Trust beneficiary of IRA — can it look-thru?

Married couple (same sex) one passed away leaving their IRA with the beneficiary to their trust. The surviving spouse is the sole income beneficiary of the trust with a charitable remainder as the final beneficiary. The attorney whom created the trust indicates it is a “look-thru” trust (and it does appear to have such language). The attorney is also the successor trustee. The deceased was age 74; the surviving spouse is in their mid 60’s.

Can the IRA be taken as a stretch-IRA on the surviving spouses life expectance with the RMD’s being paid to the trust and subsequently to the spouse? If so, how would the inherited IRA be titled?

If not any suggestions as how best to take?



  • Is it a conduit trust?  if not, is it a charitable remainder trust?
  • What is “their trust”?
  • You may wish to consult with the attorney handling the IRA owner’s estate, or other competent tax or trusts and estates counsel.


Thanks for the questions; they help clairfy.  the “trust” is/was the decedants Revocable Trust.  The surviing spouse is entitled to 5% annual income from the trust for their lifetime and when they pass any residual goes to a charity.  There are other non-qualified assets that go into the trust. I am dealing with the attorney whom drafted the trust and is the successor trustee.  The trust has a clear clause stating it is a “look-thru” trust for qualified assets…??   However, he has no idea how to title the inherited IRA.  I’m assuming it is similar to when a Specail Needs trust is a beneficiary, but I am not sure either and the custodian (Pershing) is of no help.     



Since the trust has a remainder beneficiary that is a charity and not an individual person, it appears that the trust is not qualified as a “look-through” trust within the scope of regulation 1.401(a)(9)-4, Q&A-5(b).  Statements contained in the trust document itself would not be effective in making the trust a qualified “look-through” trust if they are in conflict with the IRC and regulations.  If the trust is not a qualified trust, the RMD would be determined by the remaining life of the decedent instead of the life of the surviving spouse, since the decedent passed after reaching the required beginning date (RBD).  A distribution of a greater amount may be taken in order to satisfy the trust requirement ro distribute 5% annually.
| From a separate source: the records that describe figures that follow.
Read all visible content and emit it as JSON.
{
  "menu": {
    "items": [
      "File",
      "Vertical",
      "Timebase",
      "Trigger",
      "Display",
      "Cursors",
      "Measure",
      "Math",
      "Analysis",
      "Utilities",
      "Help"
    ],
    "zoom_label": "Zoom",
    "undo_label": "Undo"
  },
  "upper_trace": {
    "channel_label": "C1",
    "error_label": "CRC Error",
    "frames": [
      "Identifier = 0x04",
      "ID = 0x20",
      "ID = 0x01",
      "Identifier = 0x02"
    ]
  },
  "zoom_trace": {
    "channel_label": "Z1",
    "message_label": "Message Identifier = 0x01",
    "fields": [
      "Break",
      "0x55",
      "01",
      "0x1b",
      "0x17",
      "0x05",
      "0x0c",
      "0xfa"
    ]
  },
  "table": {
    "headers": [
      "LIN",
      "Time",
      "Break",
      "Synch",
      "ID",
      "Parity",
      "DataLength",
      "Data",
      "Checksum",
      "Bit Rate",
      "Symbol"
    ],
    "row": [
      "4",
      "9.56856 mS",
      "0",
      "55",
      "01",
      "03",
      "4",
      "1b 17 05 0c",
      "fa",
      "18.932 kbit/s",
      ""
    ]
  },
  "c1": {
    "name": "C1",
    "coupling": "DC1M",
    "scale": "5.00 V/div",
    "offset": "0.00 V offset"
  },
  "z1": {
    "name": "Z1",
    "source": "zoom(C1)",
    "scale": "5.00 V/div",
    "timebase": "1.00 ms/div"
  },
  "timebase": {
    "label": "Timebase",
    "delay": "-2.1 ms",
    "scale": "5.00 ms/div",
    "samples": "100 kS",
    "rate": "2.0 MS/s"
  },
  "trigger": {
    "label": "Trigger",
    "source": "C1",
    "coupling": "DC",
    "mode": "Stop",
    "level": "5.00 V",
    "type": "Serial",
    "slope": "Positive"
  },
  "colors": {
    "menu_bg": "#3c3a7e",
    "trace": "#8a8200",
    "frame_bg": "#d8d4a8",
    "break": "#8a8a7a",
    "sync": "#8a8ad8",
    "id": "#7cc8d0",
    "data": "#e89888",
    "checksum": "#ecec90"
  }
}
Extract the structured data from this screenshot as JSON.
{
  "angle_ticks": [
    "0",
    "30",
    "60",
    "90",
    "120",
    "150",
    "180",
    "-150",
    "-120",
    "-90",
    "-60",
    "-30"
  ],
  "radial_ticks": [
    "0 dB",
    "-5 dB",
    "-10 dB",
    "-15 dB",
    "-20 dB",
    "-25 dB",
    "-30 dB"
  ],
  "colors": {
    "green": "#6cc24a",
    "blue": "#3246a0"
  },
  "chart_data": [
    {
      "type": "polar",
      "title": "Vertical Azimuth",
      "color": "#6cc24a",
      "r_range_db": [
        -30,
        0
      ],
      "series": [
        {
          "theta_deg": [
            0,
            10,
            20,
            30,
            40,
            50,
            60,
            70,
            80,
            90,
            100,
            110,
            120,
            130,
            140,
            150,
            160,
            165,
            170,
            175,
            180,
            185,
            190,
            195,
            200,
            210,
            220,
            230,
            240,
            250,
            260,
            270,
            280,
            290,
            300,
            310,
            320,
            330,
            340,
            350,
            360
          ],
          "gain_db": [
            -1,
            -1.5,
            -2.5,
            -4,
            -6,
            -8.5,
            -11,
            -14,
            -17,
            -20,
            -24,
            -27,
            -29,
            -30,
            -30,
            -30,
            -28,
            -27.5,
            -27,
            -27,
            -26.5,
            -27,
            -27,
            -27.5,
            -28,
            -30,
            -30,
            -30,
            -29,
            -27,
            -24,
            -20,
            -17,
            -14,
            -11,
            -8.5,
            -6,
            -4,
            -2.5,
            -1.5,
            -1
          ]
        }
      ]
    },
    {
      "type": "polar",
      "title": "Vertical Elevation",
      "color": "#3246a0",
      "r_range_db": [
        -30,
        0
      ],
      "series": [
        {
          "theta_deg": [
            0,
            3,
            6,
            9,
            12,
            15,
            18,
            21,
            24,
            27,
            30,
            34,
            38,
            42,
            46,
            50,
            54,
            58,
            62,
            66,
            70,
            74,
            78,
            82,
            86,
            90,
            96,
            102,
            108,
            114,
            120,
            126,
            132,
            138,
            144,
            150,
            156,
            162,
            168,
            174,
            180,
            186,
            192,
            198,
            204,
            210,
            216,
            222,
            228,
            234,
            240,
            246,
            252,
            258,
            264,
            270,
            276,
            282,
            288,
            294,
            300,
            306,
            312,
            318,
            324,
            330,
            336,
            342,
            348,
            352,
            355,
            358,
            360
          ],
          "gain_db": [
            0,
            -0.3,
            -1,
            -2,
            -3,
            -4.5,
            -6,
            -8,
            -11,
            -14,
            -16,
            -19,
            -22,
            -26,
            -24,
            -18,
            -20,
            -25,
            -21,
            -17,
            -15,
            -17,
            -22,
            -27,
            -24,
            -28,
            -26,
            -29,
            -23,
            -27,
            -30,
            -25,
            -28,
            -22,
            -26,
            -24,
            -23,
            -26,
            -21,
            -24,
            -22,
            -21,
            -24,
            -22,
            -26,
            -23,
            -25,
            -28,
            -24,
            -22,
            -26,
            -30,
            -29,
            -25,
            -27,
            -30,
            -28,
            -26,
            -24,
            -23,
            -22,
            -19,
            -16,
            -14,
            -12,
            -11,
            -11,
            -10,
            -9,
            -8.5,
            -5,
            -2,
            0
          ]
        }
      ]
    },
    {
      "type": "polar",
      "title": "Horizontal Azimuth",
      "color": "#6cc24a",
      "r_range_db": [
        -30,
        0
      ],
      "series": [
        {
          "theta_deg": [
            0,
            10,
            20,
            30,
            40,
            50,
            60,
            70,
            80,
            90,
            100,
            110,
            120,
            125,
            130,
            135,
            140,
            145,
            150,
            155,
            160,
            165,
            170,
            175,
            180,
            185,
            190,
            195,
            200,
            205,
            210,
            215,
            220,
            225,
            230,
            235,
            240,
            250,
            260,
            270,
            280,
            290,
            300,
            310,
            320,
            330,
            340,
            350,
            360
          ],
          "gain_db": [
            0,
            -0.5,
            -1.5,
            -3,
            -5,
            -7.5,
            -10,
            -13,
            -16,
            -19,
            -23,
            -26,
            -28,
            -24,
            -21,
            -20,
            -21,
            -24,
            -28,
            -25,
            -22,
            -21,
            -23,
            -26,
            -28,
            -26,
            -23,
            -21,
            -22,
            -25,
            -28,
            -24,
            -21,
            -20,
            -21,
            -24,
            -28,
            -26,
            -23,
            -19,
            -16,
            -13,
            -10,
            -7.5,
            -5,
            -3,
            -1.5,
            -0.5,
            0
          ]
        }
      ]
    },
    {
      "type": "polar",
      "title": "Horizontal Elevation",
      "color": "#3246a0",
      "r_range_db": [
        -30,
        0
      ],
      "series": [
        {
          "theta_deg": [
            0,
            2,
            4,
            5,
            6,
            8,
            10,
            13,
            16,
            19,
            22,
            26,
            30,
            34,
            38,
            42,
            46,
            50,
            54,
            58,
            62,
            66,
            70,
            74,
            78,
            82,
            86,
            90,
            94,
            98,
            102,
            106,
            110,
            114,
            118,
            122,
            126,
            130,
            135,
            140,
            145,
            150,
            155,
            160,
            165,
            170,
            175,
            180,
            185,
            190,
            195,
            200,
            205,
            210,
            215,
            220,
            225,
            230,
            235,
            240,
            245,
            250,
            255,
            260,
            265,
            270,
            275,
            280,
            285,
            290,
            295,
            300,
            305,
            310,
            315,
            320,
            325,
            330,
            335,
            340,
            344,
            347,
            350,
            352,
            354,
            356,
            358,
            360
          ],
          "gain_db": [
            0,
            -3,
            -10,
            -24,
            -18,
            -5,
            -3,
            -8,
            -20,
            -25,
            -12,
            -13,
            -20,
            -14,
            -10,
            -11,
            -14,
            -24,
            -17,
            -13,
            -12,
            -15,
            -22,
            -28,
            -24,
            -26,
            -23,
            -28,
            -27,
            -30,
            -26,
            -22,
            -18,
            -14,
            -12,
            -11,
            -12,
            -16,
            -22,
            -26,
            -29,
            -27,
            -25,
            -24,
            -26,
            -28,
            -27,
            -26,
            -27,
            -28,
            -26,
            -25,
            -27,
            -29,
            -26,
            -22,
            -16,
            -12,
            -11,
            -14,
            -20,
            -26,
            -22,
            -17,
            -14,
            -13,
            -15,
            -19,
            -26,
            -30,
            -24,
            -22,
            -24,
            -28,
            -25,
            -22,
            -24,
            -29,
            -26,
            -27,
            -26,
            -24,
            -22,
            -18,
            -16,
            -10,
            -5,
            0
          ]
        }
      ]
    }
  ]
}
  • It sounds like a charitable remainder trust (CRT).  CRTs are exempt from income tax.  If it’s a CRT, it can take the entire IRA all at once without current income tax.  
  • If the attorney isn’t familiar with this, you may wish to consult with a different attorney, who should be able to properly advise you as to what it is and as to how to proceed.
  • Bruce Steiner, attorney, NYC, also admitted in NJ and FL


Thank you for the clarification.  How does the inherited IRA get tiltled to remain under the life expectance of the decedent and paying RMD’s to the trust?  Or would the RMD need to go directly to the beneficiary?